L'Iroquoise du lac Saint-Pierres
Légende
I
Il fait nuit : tout s'endort dans les forêts sauvages;
Le Saint-Laurent, ouvrant l'orbe de ses rivages,
En une immense nappe épanche son flot pur;
L'onde déroule au loin sa vague transparente
Et les rives du lac d'une écharpe odorante
Semblent ceindre un miroir d'azur.
La légende qu'on va lire n'a pas le mérite de la réalité, ce n'est qu'une
simple historiette d'imagination, où l'auteur a essayé de personnifier, pour ainsi
dire, le caractère des peuplades sauvages qui furent les premiers habitants de notre
pays.
Le fait n'est fondé que sur la croyance où sont les habitants des environs du
lac Saint-Pierre, que, dans les belles nuits d'été, on voit une petite lumière qui
semble flotter sur le miroir du lac.
Les vieux narrateurs de l'endroit ne manquent pas de raconter à ce sujet
plusieurs histoires merveilleuses, d'une authenticité équivoque, puisqu'elles sont,
pour la plupart, contradictoires. L'auteur a voulu se servir de cette croyance pour
grouper en un seul drame plusieurs actes de barbarie inspirés par la vengeance des
Peaux-Rouges; par exemple, les traditions du pays racontent un grand nombre
d'histoires de jeunes enfants dérobés par les sauvages et dont on n'a jamais
entendu parler depuis.
On lui reprochera peut-être d'avoir mêlé trop d'horreur à son récit; mais, si
l'on se rappelle le caractère féroce de la nation iroquoise, les supplices
épouvantables qu'ils faisaient souffrir à leurs prisonniers et le motif de vengeance
qui fait agir le personnage qu'il met en scène, on avouera qu'il n'a pas dépassé les
limites du vraisemblable. [Note de Louis Fréchette]

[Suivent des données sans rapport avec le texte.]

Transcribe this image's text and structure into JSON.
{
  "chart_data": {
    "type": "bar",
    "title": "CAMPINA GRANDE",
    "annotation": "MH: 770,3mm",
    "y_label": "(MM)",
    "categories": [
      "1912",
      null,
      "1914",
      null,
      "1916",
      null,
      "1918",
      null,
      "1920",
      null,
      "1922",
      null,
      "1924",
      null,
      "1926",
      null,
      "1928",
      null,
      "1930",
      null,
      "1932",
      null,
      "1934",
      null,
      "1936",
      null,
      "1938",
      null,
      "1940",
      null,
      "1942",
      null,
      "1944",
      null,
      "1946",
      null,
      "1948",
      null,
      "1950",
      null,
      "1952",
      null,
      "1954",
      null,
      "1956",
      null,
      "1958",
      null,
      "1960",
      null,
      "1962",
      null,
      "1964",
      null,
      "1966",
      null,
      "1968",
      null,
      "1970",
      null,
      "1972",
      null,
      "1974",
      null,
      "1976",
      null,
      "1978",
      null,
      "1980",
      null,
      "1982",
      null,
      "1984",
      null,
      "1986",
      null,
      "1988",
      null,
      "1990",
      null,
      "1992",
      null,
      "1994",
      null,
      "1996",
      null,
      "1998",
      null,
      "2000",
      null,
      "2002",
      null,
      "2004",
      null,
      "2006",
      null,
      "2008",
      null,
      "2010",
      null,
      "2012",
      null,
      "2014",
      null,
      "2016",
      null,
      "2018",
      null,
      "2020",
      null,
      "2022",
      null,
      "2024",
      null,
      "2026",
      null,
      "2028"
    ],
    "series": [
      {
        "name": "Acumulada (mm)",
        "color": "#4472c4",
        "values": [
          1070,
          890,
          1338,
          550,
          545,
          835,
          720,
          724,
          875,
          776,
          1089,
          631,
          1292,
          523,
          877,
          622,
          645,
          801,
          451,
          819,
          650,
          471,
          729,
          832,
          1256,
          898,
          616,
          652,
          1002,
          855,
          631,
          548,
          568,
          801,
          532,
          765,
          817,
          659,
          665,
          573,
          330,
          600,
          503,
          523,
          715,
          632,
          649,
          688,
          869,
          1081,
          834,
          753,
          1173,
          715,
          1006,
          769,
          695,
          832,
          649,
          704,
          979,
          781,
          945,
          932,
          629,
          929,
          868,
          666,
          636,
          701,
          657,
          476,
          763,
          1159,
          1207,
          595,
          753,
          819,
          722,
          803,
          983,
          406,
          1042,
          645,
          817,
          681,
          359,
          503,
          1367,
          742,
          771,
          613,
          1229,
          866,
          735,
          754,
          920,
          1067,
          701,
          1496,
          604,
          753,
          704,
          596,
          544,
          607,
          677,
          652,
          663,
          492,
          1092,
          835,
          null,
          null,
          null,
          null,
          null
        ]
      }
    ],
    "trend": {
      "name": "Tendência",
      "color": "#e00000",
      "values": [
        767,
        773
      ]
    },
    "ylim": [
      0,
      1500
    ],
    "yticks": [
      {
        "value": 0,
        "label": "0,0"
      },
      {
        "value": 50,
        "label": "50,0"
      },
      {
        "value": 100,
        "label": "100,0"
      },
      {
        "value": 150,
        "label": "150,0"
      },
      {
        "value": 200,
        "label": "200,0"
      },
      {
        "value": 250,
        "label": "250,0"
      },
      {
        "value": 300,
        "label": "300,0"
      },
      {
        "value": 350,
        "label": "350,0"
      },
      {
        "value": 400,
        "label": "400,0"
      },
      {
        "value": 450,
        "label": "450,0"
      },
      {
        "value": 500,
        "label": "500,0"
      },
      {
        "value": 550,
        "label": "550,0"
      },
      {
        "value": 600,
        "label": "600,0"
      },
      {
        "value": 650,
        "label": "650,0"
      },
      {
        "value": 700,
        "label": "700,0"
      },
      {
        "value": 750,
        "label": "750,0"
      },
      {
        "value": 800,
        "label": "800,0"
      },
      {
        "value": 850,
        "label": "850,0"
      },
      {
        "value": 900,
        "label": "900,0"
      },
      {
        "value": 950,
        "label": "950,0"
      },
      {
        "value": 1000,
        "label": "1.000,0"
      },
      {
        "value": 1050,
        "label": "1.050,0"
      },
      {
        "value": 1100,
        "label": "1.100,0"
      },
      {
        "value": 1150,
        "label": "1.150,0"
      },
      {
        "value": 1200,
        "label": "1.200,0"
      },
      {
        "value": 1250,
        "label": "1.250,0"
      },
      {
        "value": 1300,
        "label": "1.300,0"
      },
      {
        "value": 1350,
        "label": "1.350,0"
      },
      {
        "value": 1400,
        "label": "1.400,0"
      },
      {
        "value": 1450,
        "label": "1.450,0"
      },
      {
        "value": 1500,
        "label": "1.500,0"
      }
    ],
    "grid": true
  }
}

Le roseau chante au vent sa plaintive romance;
La lune, comme un phare, au front du ciel immense,
S'élevant par degrés sur l'aile de la nuit,
Découpe des grands pins les ramures étranges
Dont l'ombre se dessine en gigantesques franges
Ondulant sur le flot qui fuit.
L'oiseau de nuit, quittant sa pose taciturne,
S'envole en tournoyant et sa clameur nocture
Se perd dans la forêt avec le bruit du vent;
La brise rit encore au feuillage du tremble;
Le ciel sourit à l'onde et chaque étoile tremble
Dans chaque vague au pli mouvant.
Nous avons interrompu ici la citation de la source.